Meat Loaf with Mushroom Sauce
Serve 6 to 8
Ingredients:
1 table olive oil
1 medium Spanish onion, finely chopped
3 cloves garlic, minced
2 eggs beaten
½ teaspoon chopped fresh thyme leaves
3 tablespoons plus 1 teaspoon Dijon mustard
2 tablespoons Worcestershire sauce
½ teaspoon Tabasco sauce
1 cup milk
2 pounds ground meat (equal parts beef, pork, and veal preferred)
2/3 cup crushed saltines
¼ cup minced fresh flat-leaf parsley
1 tablespoon coarse salt
1 teaspoon freshly ground black pepper
6 ounces thinly sliced bacon (optional)
Mushroom Sauce (recipe follows)
Mushroom Sauce
3 tablespoons unsalted butter
2 cloves garlic, minced
2 Portobello mushrooms, cut into 3/8 inch cubes
One 16 ounce can low sodium beef broth
1 ounce dried porcini mushrooms, ground to dust in a coffee grinder
1 tablespoon Wondra flour
- Preheat the oven to 350°F
- Pour the oil into a sauté pan and set over medium high heat.
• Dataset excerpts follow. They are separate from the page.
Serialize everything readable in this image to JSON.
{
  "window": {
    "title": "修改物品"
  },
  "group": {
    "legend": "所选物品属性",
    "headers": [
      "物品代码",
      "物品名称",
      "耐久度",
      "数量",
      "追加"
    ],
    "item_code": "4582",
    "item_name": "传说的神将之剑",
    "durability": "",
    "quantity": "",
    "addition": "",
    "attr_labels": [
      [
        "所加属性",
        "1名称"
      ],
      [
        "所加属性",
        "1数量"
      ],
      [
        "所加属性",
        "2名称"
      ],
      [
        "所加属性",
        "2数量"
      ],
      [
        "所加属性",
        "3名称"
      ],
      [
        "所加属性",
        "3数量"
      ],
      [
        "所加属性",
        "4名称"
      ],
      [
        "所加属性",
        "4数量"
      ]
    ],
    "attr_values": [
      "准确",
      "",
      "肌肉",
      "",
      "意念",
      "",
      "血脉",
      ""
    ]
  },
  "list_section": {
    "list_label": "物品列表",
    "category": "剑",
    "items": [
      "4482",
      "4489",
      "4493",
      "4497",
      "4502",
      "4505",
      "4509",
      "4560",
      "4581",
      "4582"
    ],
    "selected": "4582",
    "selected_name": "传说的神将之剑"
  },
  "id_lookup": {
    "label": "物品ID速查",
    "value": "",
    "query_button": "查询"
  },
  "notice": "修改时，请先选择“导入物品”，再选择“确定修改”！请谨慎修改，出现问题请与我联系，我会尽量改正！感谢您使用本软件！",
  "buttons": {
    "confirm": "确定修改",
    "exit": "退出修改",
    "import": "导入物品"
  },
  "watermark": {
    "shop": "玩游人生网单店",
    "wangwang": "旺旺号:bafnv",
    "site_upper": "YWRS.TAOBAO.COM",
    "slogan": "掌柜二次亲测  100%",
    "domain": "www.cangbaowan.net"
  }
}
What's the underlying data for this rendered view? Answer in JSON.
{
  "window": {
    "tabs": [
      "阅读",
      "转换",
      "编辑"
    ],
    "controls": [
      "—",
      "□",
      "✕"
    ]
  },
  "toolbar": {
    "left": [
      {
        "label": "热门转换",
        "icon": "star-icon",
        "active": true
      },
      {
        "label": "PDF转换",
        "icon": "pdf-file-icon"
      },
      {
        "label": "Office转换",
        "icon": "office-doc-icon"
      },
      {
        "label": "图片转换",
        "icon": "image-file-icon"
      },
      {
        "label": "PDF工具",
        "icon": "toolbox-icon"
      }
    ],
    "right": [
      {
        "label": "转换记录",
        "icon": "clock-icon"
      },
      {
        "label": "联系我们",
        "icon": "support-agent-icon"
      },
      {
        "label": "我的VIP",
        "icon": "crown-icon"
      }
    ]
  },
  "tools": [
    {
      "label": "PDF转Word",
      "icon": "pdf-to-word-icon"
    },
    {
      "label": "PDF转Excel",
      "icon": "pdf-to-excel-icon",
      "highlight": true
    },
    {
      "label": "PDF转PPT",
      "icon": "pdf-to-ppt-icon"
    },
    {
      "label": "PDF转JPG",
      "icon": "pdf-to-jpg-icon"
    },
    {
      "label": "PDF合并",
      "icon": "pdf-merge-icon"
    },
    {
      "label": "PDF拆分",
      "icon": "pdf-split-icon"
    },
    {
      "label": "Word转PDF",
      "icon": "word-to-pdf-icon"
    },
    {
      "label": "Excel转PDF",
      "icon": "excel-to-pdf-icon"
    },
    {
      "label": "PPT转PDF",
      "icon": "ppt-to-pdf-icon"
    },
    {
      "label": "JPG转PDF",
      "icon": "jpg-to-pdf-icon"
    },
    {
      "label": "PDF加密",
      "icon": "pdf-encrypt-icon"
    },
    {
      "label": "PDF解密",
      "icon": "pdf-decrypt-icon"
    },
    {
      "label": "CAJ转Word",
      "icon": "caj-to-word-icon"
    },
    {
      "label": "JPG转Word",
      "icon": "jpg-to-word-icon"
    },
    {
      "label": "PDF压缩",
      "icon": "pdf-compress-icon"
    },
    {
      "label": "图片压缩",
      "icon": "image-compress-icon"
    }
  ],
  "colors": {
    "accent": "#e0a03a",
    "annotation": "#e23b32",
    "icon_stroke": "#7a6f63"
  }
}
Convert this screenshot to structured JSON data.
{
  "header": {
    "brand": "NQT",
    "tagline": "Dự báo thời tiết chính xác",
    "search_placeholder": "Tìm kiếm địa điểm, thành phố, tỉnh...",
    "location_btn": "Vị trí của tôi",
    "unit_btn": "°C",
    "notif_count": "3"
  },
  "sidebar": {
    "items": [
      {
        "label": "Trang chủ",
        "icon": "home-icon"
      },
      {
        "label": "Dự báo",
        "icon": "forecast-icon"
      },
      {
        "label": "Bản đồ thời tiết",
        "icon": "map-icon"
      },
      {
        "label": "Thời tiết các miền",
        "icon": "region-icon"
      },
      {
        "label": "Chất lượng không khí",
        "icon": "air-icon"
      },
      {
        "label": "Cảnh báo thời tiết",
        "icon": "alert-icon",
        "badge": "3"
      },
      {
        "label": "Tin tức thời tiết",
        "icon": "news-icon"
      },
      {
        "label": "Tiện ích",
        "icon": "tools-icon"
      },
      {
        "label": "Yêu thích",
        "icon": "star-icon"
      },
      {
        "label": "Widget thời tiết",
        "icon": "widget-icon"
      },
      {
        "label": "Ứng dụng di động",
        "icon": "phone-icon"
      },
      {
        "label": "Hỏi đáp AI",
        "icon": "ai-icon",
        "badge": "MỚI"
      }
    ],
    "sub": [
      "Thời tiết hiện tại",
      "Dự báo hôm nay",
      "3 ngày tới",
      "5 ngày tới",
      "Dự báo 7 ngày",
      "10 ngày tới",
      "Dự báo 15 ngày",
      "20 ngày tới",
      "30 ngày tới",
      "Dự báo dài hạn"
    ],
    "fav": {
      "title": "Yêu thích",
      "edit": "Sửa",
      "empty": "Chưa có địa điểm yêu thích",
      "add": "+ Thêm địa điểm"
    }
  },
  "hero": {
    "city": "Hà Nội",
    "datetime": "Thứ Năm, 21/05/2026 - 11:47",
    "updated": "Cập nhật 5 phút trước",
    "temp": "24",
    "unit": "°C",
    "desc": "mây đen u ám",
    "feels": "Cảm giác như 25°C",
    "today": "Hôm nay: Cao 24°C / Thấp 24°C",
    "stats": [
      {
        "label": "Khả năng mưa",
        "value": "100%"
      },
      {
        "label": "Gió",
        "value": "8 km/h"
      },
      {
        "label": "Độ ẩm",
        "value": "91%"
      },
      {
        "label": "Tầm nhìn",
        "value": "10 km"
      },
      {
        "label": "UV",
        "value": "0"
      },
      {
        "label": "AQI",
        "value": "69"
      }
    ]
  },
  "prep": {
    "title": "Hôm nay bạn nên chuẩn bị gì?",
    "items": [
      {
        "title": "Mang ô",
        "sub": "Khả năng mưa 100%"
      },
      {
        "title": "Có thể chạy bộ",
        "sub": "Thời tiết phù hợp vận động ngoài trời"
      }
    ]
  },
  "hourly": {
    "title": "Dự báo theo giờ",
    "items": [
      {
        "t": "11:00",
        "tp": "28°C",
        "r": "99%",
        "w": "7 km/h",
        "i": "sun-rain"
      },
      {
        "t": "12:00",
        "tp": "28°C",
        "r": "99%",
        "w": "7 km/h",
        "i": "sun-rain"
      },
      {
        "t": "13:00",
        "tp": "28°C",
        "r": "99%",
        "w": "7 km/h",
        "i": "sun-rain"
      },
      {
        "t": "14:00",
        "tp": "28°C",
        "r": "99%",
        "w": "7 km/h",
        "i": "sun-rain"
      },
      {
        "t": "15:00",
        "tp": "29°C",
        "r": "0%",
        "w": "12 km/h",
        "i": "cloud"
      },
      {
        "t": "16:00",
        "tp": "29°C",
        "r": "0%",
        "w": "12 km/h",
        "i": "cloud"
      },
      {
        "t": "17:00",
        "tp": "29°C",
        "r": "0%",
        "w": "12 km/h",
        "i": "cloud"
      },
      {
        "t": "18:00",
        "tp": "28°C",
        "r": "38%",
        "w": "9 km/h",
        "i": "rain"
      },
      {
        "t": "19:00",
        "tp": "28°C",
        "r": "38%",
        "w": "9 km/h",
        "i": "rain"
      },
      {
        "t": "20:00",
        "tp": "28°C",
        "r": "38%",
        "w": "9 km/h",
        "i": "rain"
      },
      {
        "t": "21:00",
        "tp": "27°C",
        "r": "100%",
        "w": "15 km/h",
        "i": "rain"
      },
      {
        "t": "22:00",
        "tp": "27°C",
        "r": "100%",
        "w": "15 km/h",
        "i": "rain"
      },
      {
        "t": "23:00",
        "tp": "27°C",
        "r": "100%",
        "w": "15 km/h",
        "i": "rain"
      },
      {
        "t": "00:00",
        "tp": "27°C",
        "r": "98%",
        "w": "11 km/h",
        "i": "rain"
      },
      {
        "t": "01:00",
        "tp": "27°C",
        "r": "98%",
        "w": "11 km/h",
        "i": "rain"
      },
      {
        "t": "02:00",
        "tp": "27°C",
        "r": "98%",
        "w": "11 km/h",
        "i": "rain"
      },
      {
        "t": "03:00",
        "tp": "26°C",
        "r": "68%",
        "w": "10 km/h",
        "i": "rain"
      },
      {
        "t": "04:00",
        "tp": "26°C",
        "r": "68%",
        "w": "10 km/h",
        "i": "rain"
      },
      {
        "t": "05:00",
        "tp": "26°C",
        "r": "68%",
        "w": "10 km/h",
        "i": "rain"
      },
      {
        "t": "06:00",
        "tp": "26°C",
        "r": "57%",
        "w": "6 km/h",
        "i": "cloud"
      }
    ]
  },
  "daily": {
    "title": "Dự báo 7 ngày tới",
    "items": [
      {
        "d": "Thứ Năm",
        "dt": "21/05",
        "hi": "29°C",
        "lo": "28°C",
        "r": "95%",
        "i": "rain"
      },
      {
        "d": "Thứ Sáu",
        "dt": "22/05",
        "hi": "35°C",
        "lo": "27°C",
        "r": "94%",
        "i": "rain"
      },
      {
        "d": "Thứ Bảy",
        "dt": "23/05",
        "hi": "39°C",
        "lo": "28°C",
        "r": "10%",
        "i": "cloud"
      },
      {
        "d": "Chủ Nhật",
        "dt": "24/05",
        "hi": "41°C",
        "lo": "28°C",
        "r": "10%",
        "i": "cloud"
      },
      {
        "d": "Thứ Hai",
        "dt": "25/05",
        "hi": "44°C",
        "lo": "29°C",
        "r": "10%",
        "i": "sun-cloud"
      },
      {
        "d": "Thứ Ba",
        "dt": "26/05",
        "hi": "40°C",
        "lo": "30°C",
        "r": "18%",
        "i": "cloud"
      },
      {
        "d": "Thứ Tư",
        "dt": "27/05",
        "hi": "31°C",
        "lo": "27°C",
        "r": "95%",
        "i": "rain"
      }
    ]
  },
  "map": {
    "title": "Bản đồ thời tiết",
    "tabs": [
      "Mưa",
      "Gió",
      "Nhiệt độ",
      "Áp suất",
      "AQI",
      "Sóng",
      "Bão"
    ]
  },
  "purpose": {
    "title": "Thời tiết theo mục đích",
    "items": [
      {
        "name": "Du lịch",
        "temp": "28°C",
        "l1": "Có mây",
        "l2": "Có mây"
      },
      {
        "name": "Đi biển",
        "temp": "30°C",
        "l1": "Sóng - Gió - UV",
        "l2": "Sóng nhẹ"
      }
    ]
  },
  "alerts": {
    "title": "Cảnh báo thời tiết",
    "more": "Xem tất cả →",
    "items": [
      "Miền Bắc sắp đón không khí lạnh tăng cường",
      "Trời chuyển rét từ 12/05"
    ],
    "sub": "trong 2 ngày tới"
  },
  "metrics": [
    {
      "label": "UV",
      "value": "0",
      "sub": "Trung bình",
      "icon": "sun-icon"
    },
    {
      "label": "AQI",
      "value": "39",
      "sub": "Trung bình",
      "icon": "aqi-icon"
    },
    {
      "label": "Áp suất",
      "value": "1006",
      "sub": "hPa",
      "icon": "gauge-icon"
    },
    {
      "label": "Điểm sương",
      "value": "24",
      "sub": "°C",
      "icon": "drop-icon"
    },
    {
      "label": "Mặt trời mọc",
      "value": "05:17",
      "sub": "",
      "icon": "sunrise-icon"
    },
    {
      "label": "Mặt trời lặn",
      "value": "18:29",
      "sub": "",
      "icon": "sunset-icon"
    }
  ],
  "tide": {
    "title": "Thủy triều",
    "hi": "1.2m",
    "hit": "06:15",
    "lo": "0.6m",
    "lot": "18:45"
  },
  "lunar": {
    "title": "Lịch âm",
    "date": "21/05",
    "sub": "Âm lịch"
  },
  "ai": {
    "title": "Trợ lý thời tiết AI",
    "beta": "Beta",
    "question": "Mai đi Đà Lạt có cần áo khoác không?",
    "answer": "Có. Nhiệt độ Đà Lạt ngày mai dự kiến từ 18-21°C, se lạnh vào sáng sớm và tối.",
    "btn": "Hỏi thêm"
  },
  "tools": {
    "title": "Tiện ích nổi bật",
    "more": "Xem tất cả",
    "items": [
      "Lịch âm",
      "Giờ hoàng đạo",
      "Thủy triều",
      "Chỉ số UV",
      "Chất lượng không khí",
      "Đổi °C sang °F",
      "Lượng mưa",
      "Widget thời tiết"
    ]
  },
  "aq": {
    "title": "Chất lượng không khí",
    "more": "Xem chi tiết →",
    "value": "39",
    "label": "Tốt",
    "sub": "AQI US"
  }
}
Add the onion and garlic and sauté until translucent, about 5 minutes. Remove from the heat and allow to cool.
- In a mixing bowl, stir together the eggs, thyme, mustard, Worcestershire sauce, Tabasco sauce, and milk.
- Place the ground meat into another bowl and pour the egg mixture over the meat. Add the saltines, parsley, onion, and garlic to the bowl. Season with salt and pepper.
- Roll up your sleeves, and knead the meat together with the other ingredients until well blended (if you like, cook a small portion of the mixture in a pan, taste, and adjust the seasoning).
- Transfer to a cookie sheet and form into a loaf. If using the bacon, wrap the sliced lengthwise over the top and tuck them under the load, to cover the meat completely. Bake for 1 hour or until an instant read thermometer inserted into the center of the loaf reads 160°F. Remove from the oven and set aside to rest for 5 minutes. Slice and serve with mushroom sauce and mashed potatoes.
- Mushroom Sauce: Heat 2 tablespoons of the butter in a sauté pan; add the garlic and Portobello mushrooms, and sauté until soft. Bring the broth to a boil in a saucepan, and reduce by a quarter. Remove from the heat and add the ground porcini.
- Mix the flour and 4 tablespoons of water in a bowl, stirring until combined. Add the sautéed mushrooms and flour to the porcini broth, set the saucepan over low heat, and stir until the broth thickens. Stir in the remaining tablespoon of butter just before serving.